A Comissão de Constituição e Justiça (CCJ) da Câmara dos Deputados aprovou, nesta quarta-feira (10 de junho de 2026), a Proposta de Emenda à Constituição (PEC) que estabelece a redução da maioridade penal de 18 para 16 anos no Brasil. A aprovação da admissibilidade do texto representou uma vitória maiúscula das bancadas de direita e conservadoras sobre o Palácio do Planalto e os partidos de esquerda, que montaram uma pesada estratégia de obstrução parlamentar para tentar barrar a votação. A importância do texto reside na alteração do Artigo 228 da Constituição Federal, permitindo que jovens a partir de 16 anos respondam criminalmente como adultos quando cometerem crimes hediondos, homicídio doloso ou roubo seguido de morte (latrocínio). A aprovação atende a uma demanda histórica da sociedade civil, que não suporta mais ver criminosos violentos utilizando a inimputabilidade penal como salvo-conduto para a impunidade.

O EMBATE NA SESSÃO E A EXPULSÃO DA ESQUERDA QUE TENTOU BARRAR A PROPOSTA 

O clima na CCJ foi de extrema tensão e confronto ideológico. Os deputados de esquerda, liderados por parlamentares do PT, PSOL e PCdoB, votaram em bloco contra a PEC e recorreram a manobras regimentais, como pedidos de vista e requerimentos de adiamento, para impedir o andamento dos trabalhos. Parlamentares governistas argumentaram que a medida fere cláusula pétrea e que o Estado deveria focar em educação e na ampliação do Estatuto da Criança e do Adolescente (ECA). Por outro lado, a maioria conservadora impôs o peso dos votos, sufocando a tentativa de blindagem ideológica e apontando que o atual sistema protege o agressor em detrimento da vítima. O governo Lula se posicionou oficialmente contra a matéria, repetindo o velho discurso sociológico de que a redução não resolve a criminalidade e sobrecarrega o sistema prisional.

DADOS HISTÓRICOS, PESQUISAS NACIONAIS E EXEMPLOS INTERNACIONAIS

  • Clamor Popular esmagador: Pesquisas de opinião historicamente realizadas por institutos como Datafolha e CNT apontam de forma consistente que mais de 80% da população brasileira apoia a redução da maioridade penal, refletindo o cansaço do cidadão com a impunidade.

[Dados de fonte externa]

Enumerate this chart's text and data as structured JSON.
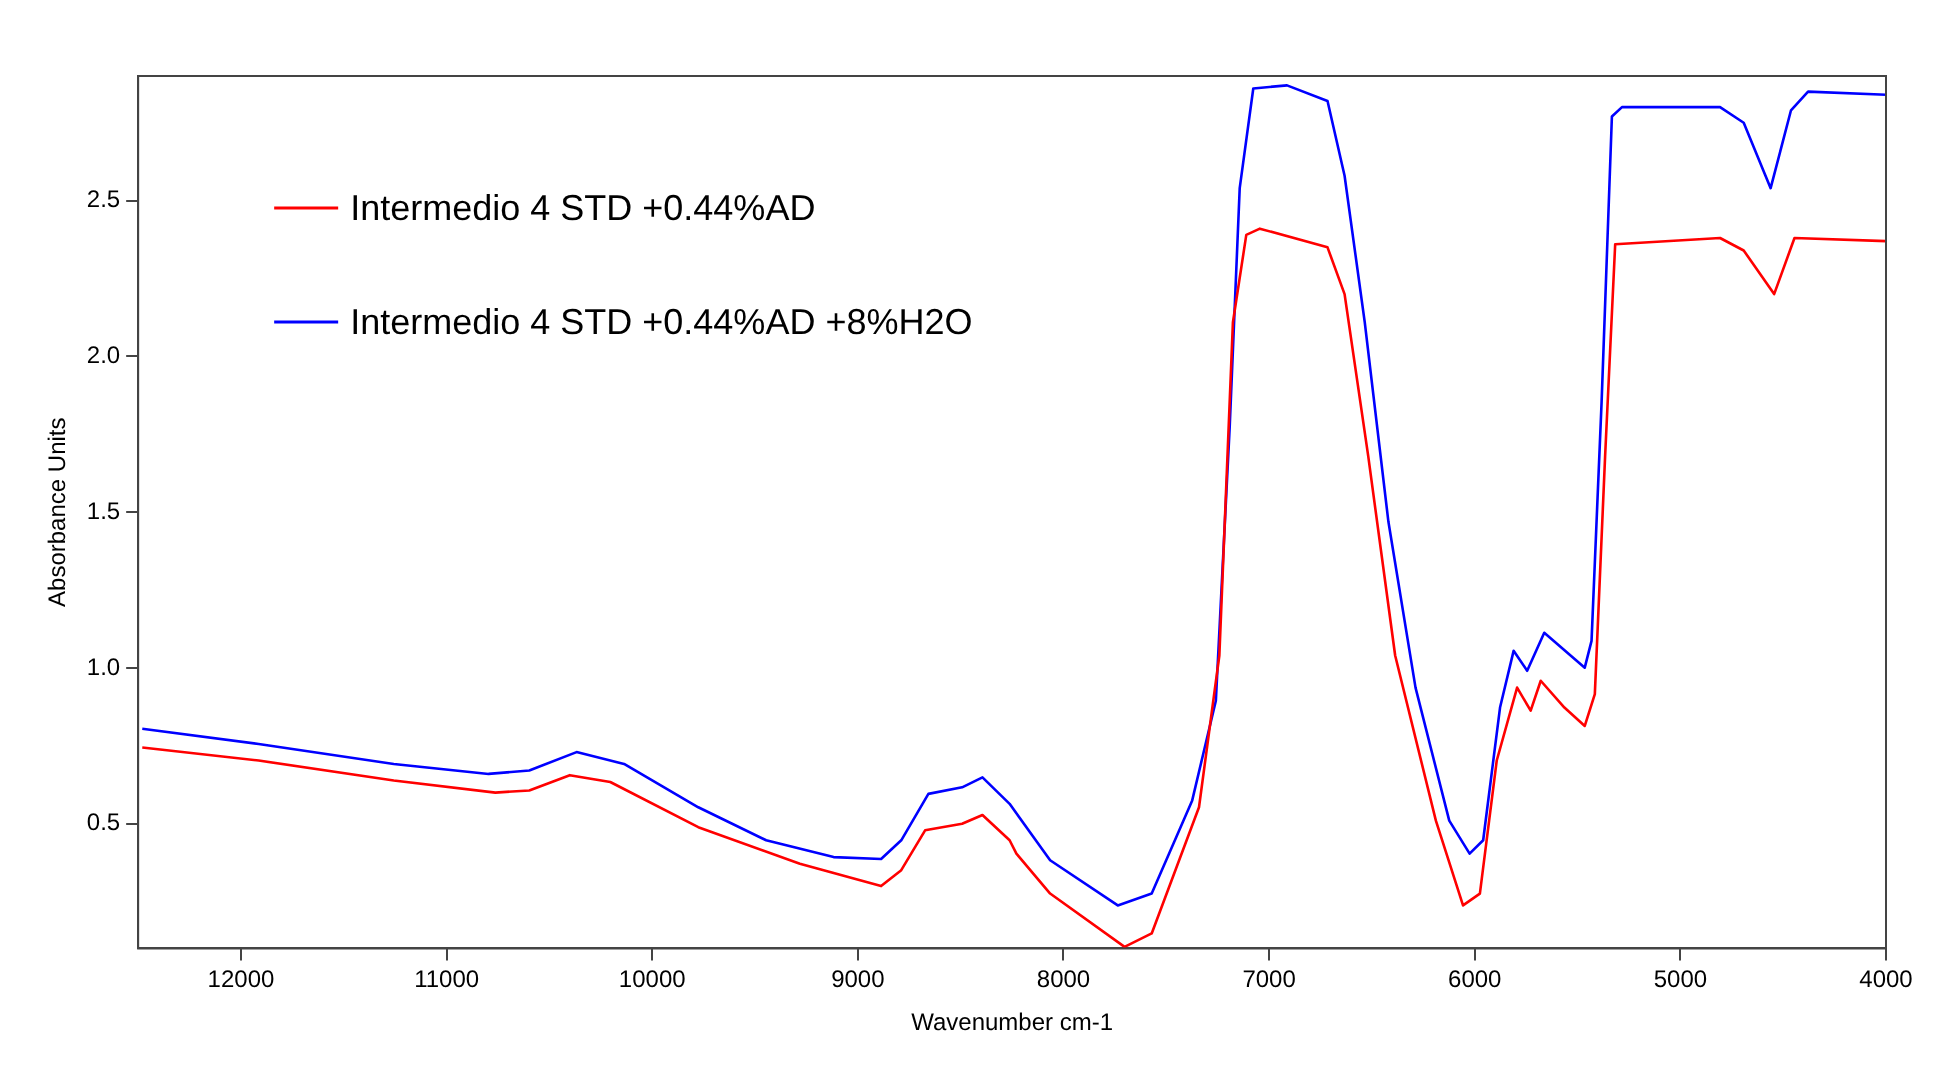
{
  "chart_data": {
    "type": "line",
    "xlabel": "Wavenumber cm-1",
    "ylabel": "Absorbance Units",
    "xlim": [
      12500,
      4000
    ],
    "ylim": [
      0.1,
      2.9
    ],
    "xticks": [
      12000,
      11000,
      10000,
      9000,
      8000,
      7000,
      6000,
      5000,
      4000
    ],
    "yticks": [
      0.5,
      {
        "value": 1,
        "label": "1.0"
      },
      1.5,
      {
        "value": 2,
        "label": "2.0"
      },
      2.5
    ],
    "grid": false,
    "legend": "top left",
    "marker": "none",
    "line_style": "solid",
    "series": [
      {
        "name": "Intermedio 4 STD +0.44%AD",
        "color": "#ff0000",
        "x": [
          12480,
          11914,
          11257,
          10763,
          10598,
          10401,
          10204,
          9776,
          9282,
          8887,
          8789,
          8673,
          8493,
          8394,
          8262,
          8229,
          8065,
          7703,
          7571,
          7341,
          7242,
          7176,
          7111,
          7045,
          6716,
          6633,
          6518,
          6387,
          6189,
          6057,
          5975,
          5893,
          5794,
          5728,
          5679,
          5564,
          5465,
          5416,
          5366,
          5317,
          4807,
          4692,
          4544,
          4445,
          4000
        ],
        "values": [
          0.745,
          0.703,
          0.639,
          0.6,
          0.607,
          0.656,
          0.634,
          0.489,
          0.372,
          0.3,
          0.351,
          0.479,
          0.5,
          0.528,
          0.447,
          0.404,
          0.276,
          0.105,
          0.148,
          0.553,
          1.04,
          2.11,
          2.39,
          2.41,
          2.35,
          2.2,
          1.68,
          1.04,
          0.51,
          0.238,
          0.276,
          0.703,
          0.937,
          0.863,
          0.959,
          0.873,
          0.814,
          0.916,
          1.68,
          2.36,
          2.38,
          2.34,
          2.2,
          2.38,
          2.37
        ]
      },
      {
        "name": "Intermedio 4 STD +0.44%AD +8%H2O",
        "color": "#0000ff",
        "x": [
          12480,
          11914,
          11257,
          10796,
          10598,
          10368,
          10137,
          9776,
          9446,
          9118,
          8887,
          8789,
          8657,
          8493,
          8394,
          8262,
          8065,
          7736,
          7571,
          7374,
          7259,
          7192,
          7143,
          7077,
          6913,
          6716,
          6633,
          6535,
          6420,
          6288,
          6124,
          6025,
          5959,
          5877,
          5811,
          5745,
          5662,
          5465,
          5432,
          5383,
          5333,
          5284,
          4807,
          4692,
          4561,
          4462,
          4379,
          4000
        ],
        "values": [
          0.805,
          0.756,
          0.692,
          0.66,
          0.671,
          0.73,
          0.692,
          0.553,
          0.447,
          0.393,
          0.387,
          0.447,
          0.596,
          0.617,
          0.649,
          0.564,
          0.383,
          0.238,
          0.276,
          0.575,
          0.895,
          1.77,
          2.54,
          2.86,
          2.87,
          2.82,
          2.58,
          2.11,
          1.47,
          0.937,
          0.51,
          0.404,
          0.447,
          0.873,
          1.055,
          0.991,
          1.113,
          1.001,
          1.087,
          1.855,
          2.77,
          2.8,
          2.8,
          2.75,
          2.54,
          2.79,
          2.85,
          2.84
        ]
      }
    ]
  }
}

  • Dados de Criminalidade Ocultados: Estatísticas de segurança pública indicam que, embora os menores representem uma fração menor no total de homicídios gerais, o aliciamento de jovens pelo tráfico de drogas e a participação de menores em assaltos à mão armada e latrocínios cresceram assustadoramente, servindo como 'braço executor' de facções criminosas que se aproveitam das penas brandas do ECA.

  • Idade Penal pelo Mundo: O Brasil caminha na contramão das principais potências globais. Países desenvolvidos como Estados Unidos, Inglaterra, Japão, Alemanha e vizinhos como o Chile adotam a maioridade penal abaixo dos 18 anos, variando entre 10 e 14 anos a idade em que o jovem já começa a responder por seus atos perante as leis criminais.

O CONTRADITÓRIO POSICIONAMENTO DE LULA SOBRE A SEGURANÇA E AS REDES SOCIAIS 

O presidente Luiz Inácio Lula da Silva e seus ministros mantêm uma postura de total oposição à medida, defendendo que a solução para conter a violência urbana é a aplicação de medidas socioeducativas mais longas e o investimento em programas sociais. Críticos da direita apontam a profunda contradição do governo, que prefere desarmar o cidadão de bem e flexibilizar o cumprimento de penas a endurecer a legislação contra quem pratica crimes hediondos. O avanço da pauta na Câmara movimentou intensamente as plataformas digitais. Diversos parlamentares conservadores celebraram a vitória e utilizaram as redes para convocar a população a pressionar os deputados nas próximas fases, evidenciando o desejo popular de dar um basta à criminalidade juvenil.

PRÓXIMOS PASSOS: O RITO LEGISLATIVO DA PEC DA REDUÇÃO DA MAIORIDADE PENAL 

Com o aval da CCJ, o próximo passo da proposta é a criação de uma Comissão Especial na Câmara dos Deputados, que terá o papel de analisar o mérito da proposta e realizar audiências públicas em um prazo de até 40 sessões. Se aprovada na comissão especial, a PEC seguirá para o Plenário da Câmara, onde precisará dos votos de no mínimo 308 deputados, em dois turnos de votação. É importante ressaltar que a PEC ainda não foi aprovada pelo Senado Federal. Caso passe pela votação dos deputados federais com a maioria qualificada exigida, o texto será enviado para a análise dos senadores, onde passará novamente pela CCJ daquela Casa antes de ir ao Plenário do Senado.